World in brief: Post-election duel goes on in Mexico

The Spokesman-Review

Mexico’s presumptive president-elect began forming his transition team Tuesday and announced plans for a victory lap through Mexico, while his opponent finished filing a legal challenge alleging election fraud.

With both ruling-party candidate Felipe Calderon and his leftist rival Andres Manuel Lopez Obrador claiming they won the closest presidential race in Mexican history, the struggle for the hearts and minds of the country stretched from foreign embassies to dueling news conferences.

Calderon asked his campaign director, Josefina Vazquez Mota, to reach out to other political parties and help build a coalition government.

Meanwhile, a legal team for Lopez Obrador finished handing over boxes of videos, documents and recordings that it said showed that fraud and illegal campaigning had given Calderon a razor-thin advantage of fewer than 244,000 votes out of more than 41 million cast.

Mogadishu, Somalia

Hard-line fighters force surrenders

Somalia’s hard-line Muslim militia forced hundreds of fighters who had been resisting strict Islamic rule to surrender Tuesday after some of the most ferocious fighting in the capital in months.

Fighting since Sunday has killed more than 70 people and wounded 150, and the death toll was expected to rise as the wounded streamed into hospitals.

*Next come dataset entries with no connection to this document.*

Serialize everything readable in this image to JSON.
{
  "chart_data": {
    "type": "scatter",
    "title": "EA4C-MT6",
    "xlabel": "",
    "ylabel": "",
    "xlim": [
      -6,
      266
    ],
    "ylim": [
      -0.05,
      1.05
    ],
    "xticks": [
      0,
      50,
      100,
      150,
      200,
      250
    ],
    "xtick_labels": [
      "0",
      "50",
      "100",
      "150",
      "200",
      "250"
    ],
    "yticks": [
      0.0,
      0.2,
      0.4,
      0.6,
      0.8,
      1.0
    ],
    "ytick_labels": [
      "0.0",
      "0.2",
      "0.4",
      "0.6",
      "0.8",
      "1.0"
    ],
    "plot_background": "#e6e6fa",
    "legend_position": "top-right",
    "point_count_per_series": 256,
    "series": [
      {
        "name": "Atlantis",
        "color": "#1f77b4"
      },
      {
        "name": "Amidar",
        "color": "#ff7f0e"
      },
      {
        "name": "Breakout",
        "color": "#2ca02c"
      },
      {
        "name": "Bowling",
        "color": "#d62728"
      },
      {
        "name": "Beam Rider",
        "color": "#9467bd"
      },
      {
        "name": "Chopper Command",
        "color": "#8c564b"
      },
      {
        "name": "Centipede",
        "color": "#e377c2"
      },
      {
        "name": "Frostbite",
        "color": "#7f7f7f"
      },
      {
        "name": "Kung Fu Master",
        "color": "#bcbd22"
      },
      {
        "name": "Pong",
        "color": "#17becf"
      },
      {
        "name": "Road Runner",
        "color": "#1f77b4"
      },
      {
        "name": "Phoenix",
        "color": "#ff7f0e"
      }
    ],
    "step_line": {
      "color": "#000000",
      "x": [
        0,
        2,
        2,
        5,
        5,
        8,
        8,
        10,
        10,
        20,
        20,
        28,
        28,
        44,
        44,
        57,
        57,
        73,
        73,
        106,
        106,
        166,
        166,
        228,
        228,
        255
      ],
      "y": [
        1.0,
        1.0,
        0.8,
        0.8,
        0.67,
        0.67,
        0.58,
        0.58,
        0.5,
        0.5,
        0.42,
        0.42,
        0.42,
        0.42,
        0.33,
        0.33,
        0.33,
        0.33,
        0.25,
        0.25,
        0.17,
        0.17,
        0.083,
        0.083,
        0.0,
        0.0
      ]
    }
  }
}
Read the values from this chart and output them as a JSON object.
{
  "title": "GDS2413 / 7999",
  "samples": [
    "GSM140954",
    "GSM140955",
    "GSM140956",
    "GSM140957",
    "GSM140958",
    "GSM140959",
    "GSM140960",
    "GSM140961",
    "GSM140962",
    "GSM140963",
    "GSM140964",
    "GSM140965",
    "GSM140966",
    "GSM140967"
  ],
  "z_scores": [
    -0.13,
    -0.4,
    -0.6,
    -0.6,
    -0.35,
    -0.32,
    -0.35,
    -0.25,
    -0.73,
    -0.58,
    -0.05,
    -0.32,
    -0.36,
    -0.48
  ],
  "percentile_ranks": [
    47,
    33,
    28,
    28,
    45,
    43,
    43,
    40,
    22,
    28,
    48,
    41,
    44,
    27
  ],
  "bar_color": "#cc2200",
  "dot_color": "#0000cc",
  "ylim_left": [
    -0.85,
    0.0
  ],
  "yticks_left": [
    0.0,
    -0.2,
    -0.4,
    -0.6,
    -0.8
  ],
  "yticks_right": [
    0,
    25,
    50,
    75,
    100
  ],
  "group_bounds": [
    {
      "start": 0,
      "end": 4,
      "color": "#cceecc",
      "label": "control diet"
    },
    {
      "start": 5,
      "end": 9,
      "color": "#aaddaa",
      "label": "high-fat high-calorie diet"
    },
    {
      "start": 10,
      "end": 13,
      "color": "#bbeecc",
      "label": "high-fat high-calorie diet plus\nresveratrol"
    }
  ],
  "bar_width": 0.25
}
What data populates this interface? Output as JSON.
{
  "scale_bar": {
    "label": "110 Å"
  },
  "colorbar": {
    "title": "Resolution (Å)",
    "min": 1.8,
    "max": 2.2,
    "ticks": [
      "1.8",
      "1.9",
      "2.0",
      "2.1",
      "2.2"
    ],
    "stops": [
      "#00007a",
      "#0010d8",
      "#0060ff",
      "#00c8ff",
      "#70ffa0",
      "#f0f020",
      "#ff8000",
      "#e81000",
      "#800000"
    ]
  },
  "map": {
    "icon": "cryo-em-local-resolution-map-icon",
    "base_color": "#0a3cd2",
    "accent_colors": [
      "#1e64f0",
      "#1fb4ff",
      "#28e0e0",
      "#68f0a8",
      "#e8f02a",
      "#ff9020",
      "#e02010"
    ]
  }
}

The bloodshed was the latest sign the radical militia won’t tolerate opposition.

Rome

Longtime Vatican spokesman resigns

Joaquin Navarro-Valls, the silver-haired senior spokesman for the Vatican and longtime confidant of the late Pope John Paul II, resigned Tuesday after more than two decades in the post.

Navarro-Valls, who turns 70 this fall, will be replaced by Father Federico Lombardi, a Jesuit who runs Vatican Radio and the Vatican Television Center. Navarro-Valls’ retirement had been anticipated for some time as Pope Benedict XVI assembles his own team of advisers following his election as pontiff 15 months ago.

Navarro-Valls formed part of the inner circle of John Paul’s advisers, was occasionally dispatched on diplomatic missions and accompanied the pope on scores of international trips. In his most visible role, he emerged as the somber face that delivered dire medical bulletins in the late pope’s dying days.